In 1939, the company invented the first automotive mechanical seal. In the early 1940s, John Crane developed and introduced patented end face shaft seals and an elastomer bellows seal. The U.S. Navy relied on packing solutions from Crane Packing for a host of applications, including expansion joints, stern tube service, cargo pumps, rotary steam and air compressors, water-tight closures, metallic condenser packing and pipe fittings. In recognition for its service, Crane Packing received a U.S. Navy “E” Award. From the years 1941 to 1949, Crane Packing applied for and received 24 patents, the majority of which were for mechanical seals designed to handle high-pressure and corrosive applications.

In 1948, Crane Packing developed its own seal face lapping machines and processes, which evolved into Crane Packing's Lapmaster division. Another advancement of sealing and packing technology during this period was the commercial availability of polytetrafluoroethylene (PTFE), marketed by its creator DuPont as Teflon. Crane Packing introduced its “CHEMLON” line of Teflon-based packing material for use on pumps, valves, hydraulic fittings and cylinders, coaxial cables, and gaskets in 1948.

Old John Crane Advertisement

In 1950, Crane Packing purchased 26 acre of land in Morton Grove, Illinois, a suburb of Chicago.
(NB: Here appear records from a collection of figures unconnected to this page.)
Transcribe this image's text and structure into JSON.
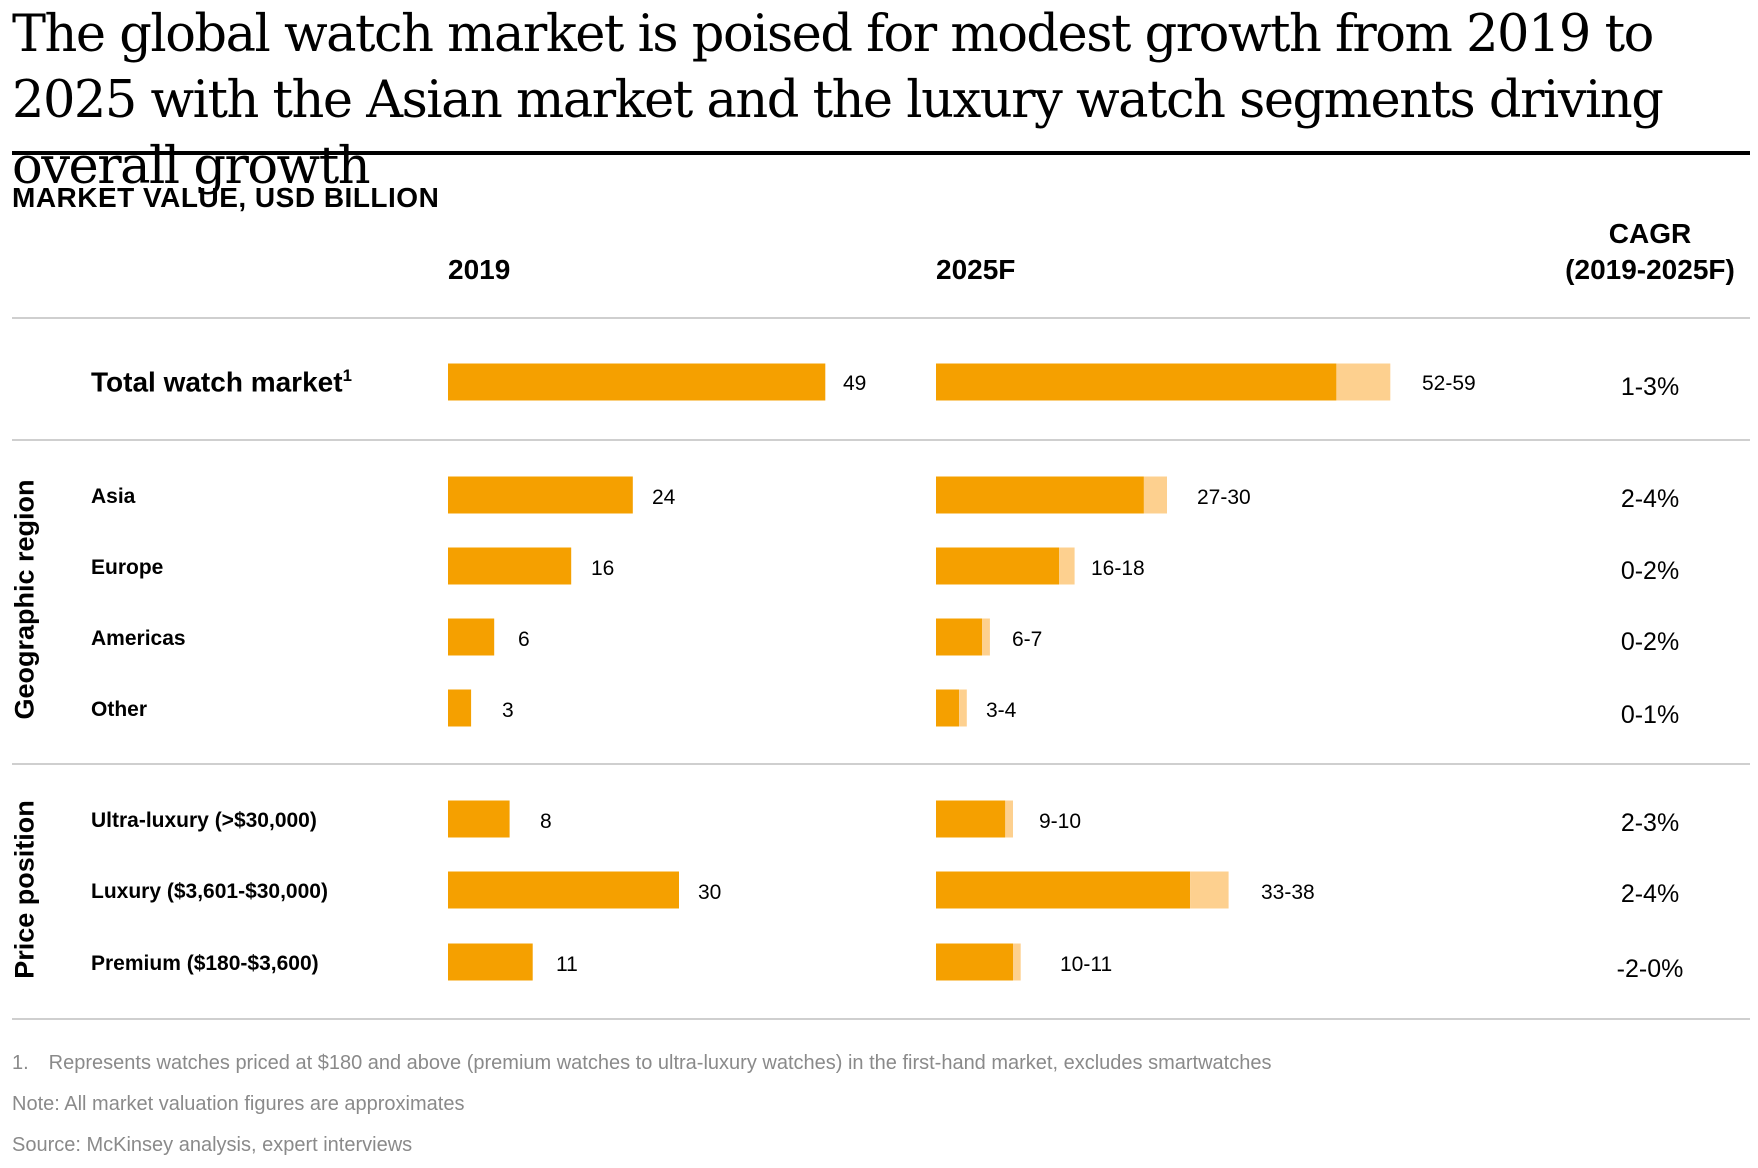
{
  "chart_data": {
    "type": "bar",
    "title": "The global watch market  is poised for modest growth from 2019 to 2025 with the Asian market and the luxury watch segments driving overall growth",
    "subtitle": "MARKET VALUE, USD BILLION",
    "columns": {
      "y2019": "2019",
      "y2025": "2025F",
      "cagr_line1": "CAGR",
      "cagr_line2": "(2019-2025F)"
    },
    "total": {
      "label": "Total watch market",
      "footnote_mark": "1",
      "v2019": 49,
      "v2019_label": "49",
      "low2025": 52,
      "high2025": 59,
      "v2025_label": "52-59",
      "cagr": "1-3%"
    },
    "groups": [
      {
        "label": "Geographic region",
        "rows": [
          {
            "label": "Asia",
            "v2019": 24,
            "v2019_label": "24",
            "low2025": 27,
            "high2025": 30,
            "v2025_label": "27-30",
            "cagr": "2-4%"
          },
          {
            "label": "Europe",
            "v2019": 16,
            "v2019_label": "16",
            "low2025": 16,
            "high2025": 18,
            "v2025_label": "16-18",
            "cagr": "0-2%"
          },
          {
            "label": "Americas",
            "v2019": 6,
            "v2019_label": "6",
            "low2025": 6,
            "high2025": 7,
            "v2025_label": "6-7",
            "cagr": "0-2%"
          },
          {
            "label": "Other",
            "v2019": 3,
            "v2019_label": "3",
            "low2025": 3,
            "high2025": 4,
            "v2025_label": "3-4",
            "cagr": "0-1%"
          }
        ]
      },
      {
        "label": "Price position",
        "rows": [
          {
            "label": "Ultra-luxury (>$30,000)",
            "v2019": 8,
            "v2019_label": "8",
            "low2025": 9,
            "high2025": 10,
            "v2025_label": "9-10",
            "cagr": "2-3%"
          },
          {
            "label": "Luxury ($3,601-$30,000)",
            "v2019": 30,
            "v2019_label": "30",
            "low2025": 33,
            "high2025": 38,
            "v2025_label": "33-38",
            "cagr": "2-4%"
          },
          {
            "label": "Premium ($180-$3,600)",
            "v2019": 11,
            "v2019_label": "11",
            "low2025": 10,
            "high2025": 11,
            "v2025_label": "10-11",
            "cagr": "-2-0%"
          }
        ]
      }
    ],
    "colors": {
      "bar": "#f5a000",
      "range": "#fdd08f",
      "rule": "#cfcfcf"
    }
  },
  "footnotes": {
    "note1": "1. Represents watches priced at $180 and above (premium watches to ultra-luxury watches) in the first-hand market, excludes smartwatches",
    "note": "Note: All market valuation figures are approximates",
    "source": "Source: McKinsey analysis, expert interviews"
  }
}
Construction began on the new company offices the next year and continued until the main office, laboratory, and cafeteria were completed in 1956. John Crane's Morton Grove facility comprises five manufacturing buildings totaling 453000 sqft.
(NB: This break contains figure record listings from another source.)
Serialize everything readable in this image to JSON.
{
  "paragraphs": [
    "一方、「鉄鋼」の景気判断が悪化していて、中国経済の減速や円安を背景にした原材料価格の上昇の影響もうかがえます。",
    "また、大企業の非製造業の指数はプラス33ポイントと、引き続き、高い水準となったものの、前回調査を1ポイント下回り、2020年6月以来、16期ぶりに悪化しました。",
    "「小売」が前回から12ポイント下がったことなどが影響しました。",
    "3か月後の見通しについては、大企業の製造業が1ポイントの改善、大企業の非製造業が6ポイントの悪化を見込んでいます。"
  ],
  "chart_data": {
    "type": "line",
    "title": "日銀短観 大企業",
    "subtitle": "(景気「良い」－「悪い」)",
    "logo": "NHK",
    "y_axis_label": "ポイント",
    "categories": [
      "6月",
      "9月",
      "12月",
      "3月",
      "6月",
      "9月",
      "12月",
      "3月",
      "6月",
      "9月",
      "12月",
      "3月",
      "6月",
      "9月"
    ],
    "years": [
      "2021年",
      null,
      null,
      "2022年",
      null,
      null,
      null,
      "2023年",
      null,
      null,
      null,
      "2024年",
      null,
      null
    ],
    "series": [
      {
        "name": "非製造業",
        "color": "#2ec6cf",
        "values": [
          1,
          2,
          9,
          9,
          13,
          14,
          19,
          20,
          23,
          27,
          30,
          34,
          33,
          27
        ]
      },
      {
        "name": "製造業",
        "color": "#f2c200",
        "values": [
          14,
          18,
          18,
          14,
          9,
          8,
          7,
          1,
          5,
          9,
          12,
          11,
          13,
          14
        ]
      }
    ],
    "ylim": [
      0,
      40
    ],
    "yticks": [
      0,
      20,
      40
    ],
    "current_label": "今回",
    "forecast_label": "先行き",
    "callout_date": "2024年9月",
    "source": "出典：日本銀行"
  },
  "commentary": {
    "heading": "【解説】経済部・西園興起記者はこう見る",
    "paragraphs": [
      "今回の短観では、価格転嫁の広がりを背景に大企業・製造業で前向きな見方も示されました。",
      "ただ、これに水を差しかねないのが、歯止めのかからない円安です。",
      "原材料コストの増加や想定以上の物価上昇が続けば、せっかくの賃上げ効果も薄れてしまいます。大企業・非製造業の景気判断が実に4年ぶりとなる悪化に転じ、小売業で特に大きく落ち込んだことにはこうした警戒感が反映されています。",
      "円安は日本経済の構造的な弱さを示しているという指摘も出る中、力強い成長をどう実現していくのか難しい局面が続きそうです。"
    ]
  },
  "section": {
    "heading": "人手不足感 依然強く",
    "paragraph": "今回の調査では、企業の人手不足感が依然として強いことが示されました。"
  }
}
In the 1980s, John Crane introduced the Type 28 non-contacting, gas lubricated gas seal,- another breakthrough in sealing technology. In 1987, through a series of acquisitions and divestitures, the company in the United States and the company in the United Kingdom were reunited, this time under the name John Crane.

Beginning in the 1990s, John Crane applied non-contacting technology to pumps handling liquids that are hazardous to the environment. Applying this technology to a standard American National Standards Institute (ANSI) or American Petroleum Institute (API) pump allows users to meet or exceed the Environmental Protection Agency's (EPA) stringent regulations for hazardous emissions.
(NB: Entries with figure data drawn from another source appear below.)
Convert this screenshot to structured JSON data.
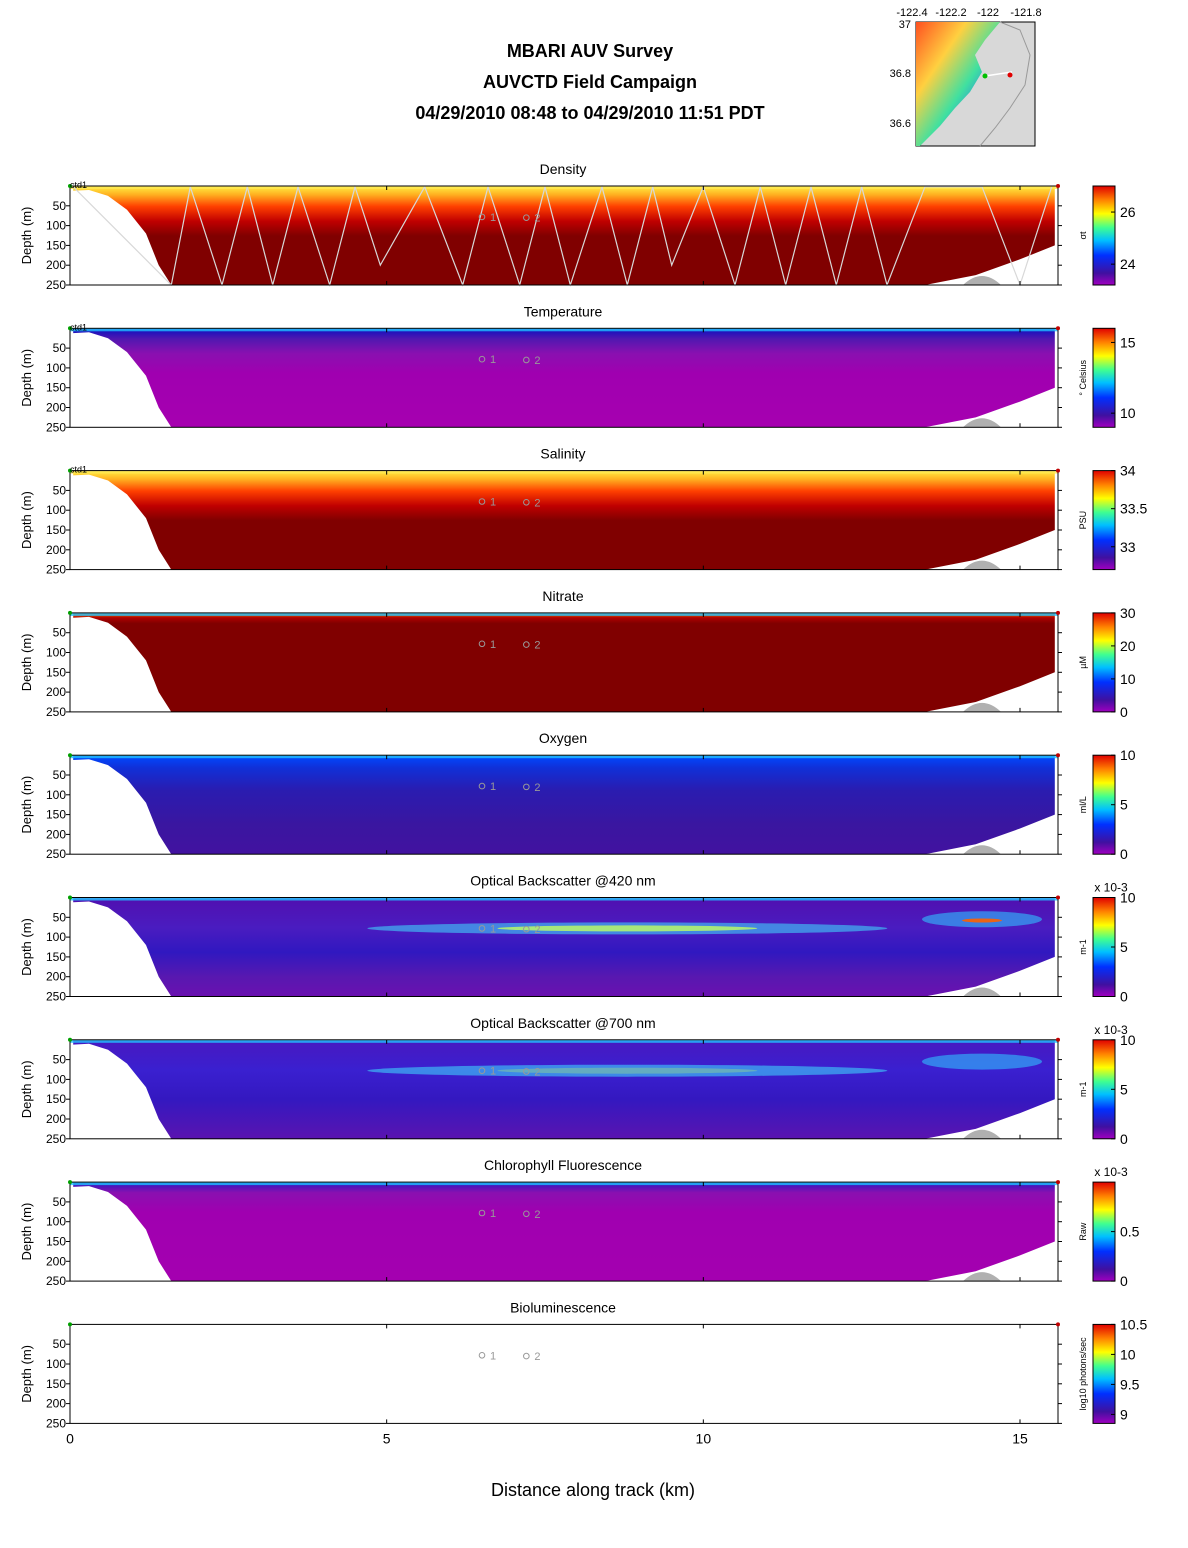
{
  "header": {
    "title": "MBARI AUV Survey",
    "subtitle": "AUVCTD Field Campaign",
    "time_range": "04/29/2010 08:48  to 04/29/2010 11:51 PDT"
  },
  "inset_map": {
    "lon_ticks": [
      "-122.4",
      "-122.2",
      "-122",
      "-121.8"
    ],
    "lat_ticks": [
      "37",
      "36.8",
      "36.6"
    ]
  },
  "chart_data": {
    "type": "heatmap",
    "xlabel": "Distance along track (km)",
    "ylabel": "Depth (m)",
    "xlim": [
      0,
      15.6
    ],
    "ylim": [
      0,
      250
    ],
    "x_ticks": [
      0,
      5,
      10,
      15
    ],
    "y_ticks": [
      50,
      100,
      150,
      200,
      250
    ],
    "ctd_label": "ctd1",
    "station_markers": [
      {
        "label": "1",
        "distance_km": 6.6,
        "depth_m": 78
      },
      {
        "label": "2",
        "distance_km": 7.3,
        "depth_m": 80
      }
    ],
    "panels": [
      {
        "title": "Density",
        "units": "σt",
        "clim": [
          23.2,
          27.0
        ],
        "cbar_ticks": [
          "26",
          "24"
        ],
        "cbar_tick_values": [
          26,
          24
        ],
        "exponent": "",
        "colormap": "hot"
      },
      {
        "title": "Temperature",
        "units": "° Celsius",
        "clim": [
          9.0,
          16.0
        ],
        "cbar_ticks": [
          "15",
          "10"
        ],
        "cbar_tick_values": [
          15,
          10
        ],
        "exponent": "",
        "colormap": "cold"
      },
      {
        "title": "Salinity",
        "units": "PSU",
        "clim": [
          32.7,
          34.0
        ],
        "cbar_ticks": [
          "34",
          "33.5",
          "33"
        ],
        "cbar_tick_values": [
          34,
          33.5,
          33
        ],
        "exponent": "",
        "colormap": "hot"
      },
      {
        "title": "Nitrate",
        "units": "µM",
        "clim": [
          0,
          30
        ],
        "cbar_ticks": [
          "30",
          "20",
          "10",
          "0"
        ],
        "cbar_tick_values": [
          30,
          20,
          10,
          0
        ],
        "exponent": "",
        "colormap": "darkred"
      },
      {
        "title": "Oxygen",
        "units": "ml/L",
        "clim": [
          0,
          10
        ],
        "cbar_ticks": [
          "10",
          "5",
          "0"
        ],
        "cbar_tick_values": [
          10,
          5,
          0
        ],
        "exponent": "",
        "colormap": "blue"
      },
      {
        "title": "Optical Backscatter @420 nm",
        "units": "m-1",
        "clim": [
          0,
          10
        ],
        "cbar_ticks": [
          "10",
          "5",
          "0"
        ],
        "cbar_tick_values": [
          10,
          5,
          0
        ],
        "exponent": "x 10-3",
        "colormap": "backscatter"
      },
      {
        "title": "Optical Backscatter @700 nm",
        "units": "m-1",
        "clim": [
          0,
          10
        ],
        "cbar_ticks": [
          "10",
          "5",
          "0"
        ],
        "cbar_tick_values": [
          10,
          5,
          0
        ],
        "exponent": "x 10-3",
        "colormap": "backscatter2"
      },
      {
        "title": "Chlorophyll Fluorescence",
        "units": "Raw",
        "clim": [
          0,
          1
        ],
        "cbar_ticks": [
          "0.5",
          "0"
        ],
        "cbar_tick_values": [
          0.5,
          0
        ],
        "exponent": "x 10-3",
        "colormap": "purple"
      },
      {
        "title": "Bioluminescence",
        "units": "log10 photons/sec",
        "clim": [
          8.85,
          10.5
        ],
        "cbar_ticks": [
          "10.5",
          "10",
          "9.5",
          "9"
        ],
        "cbar_tick_values": [
          10.5,
          10,
          9.5,
          9
        ],
        "exponent": "",
        "colormap": "empty"
      }
    ]
  }
}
In 2007, the company acquired CDI Energy Services, CDI Oilfield Services, Fiberod and Global Energy Products. This branch of the company specializes in artificial lift equipment and services for upstream oil and gas production. In a reorganization of John Crane's parent firm, Smiths Group, the artificial lift business was divested in 2016.

John Crane still offers the mechanical packing and gasket products upon which the Crane Packing Company built its success. Each year, the company manufactures some 238,900 miles of braided packing―almost enough to reach the Moon―along with flat gaskets and live-load packing for valves. Following the Russian invasion of Ukraine in February 2022, the company continued to operate in Russia through its subsidiary John Crane Iskra LLC, which is 50% owned by the John Crane Group.

==Litigation==
===Asbestos===
John Crane Group filed lawsuits against Simon Greenstone Panatier and Shein Law Center in 2016 in federal court in Illinois. The suit alleged that Shein withheld evidence in violation of the RICO Act in cases brought against John Crane by sufferers of mesothelioma. Specifically, the suits allege that the law firms failed to disclose during discovery that their clients had been exposed to products containing asbestos made by other companies and intentionally delayed filing claims against those companies' bankruptcy trusts. John Crane said that it would have avoided judgements and "substantial defense costs" if it had known this information.

George Hodges, a bankruptcy judge in the U.S. District Court for the Western District of North Carolina, called the conduct of the law firms “wide-ranging, systematic and well-concealed fraud."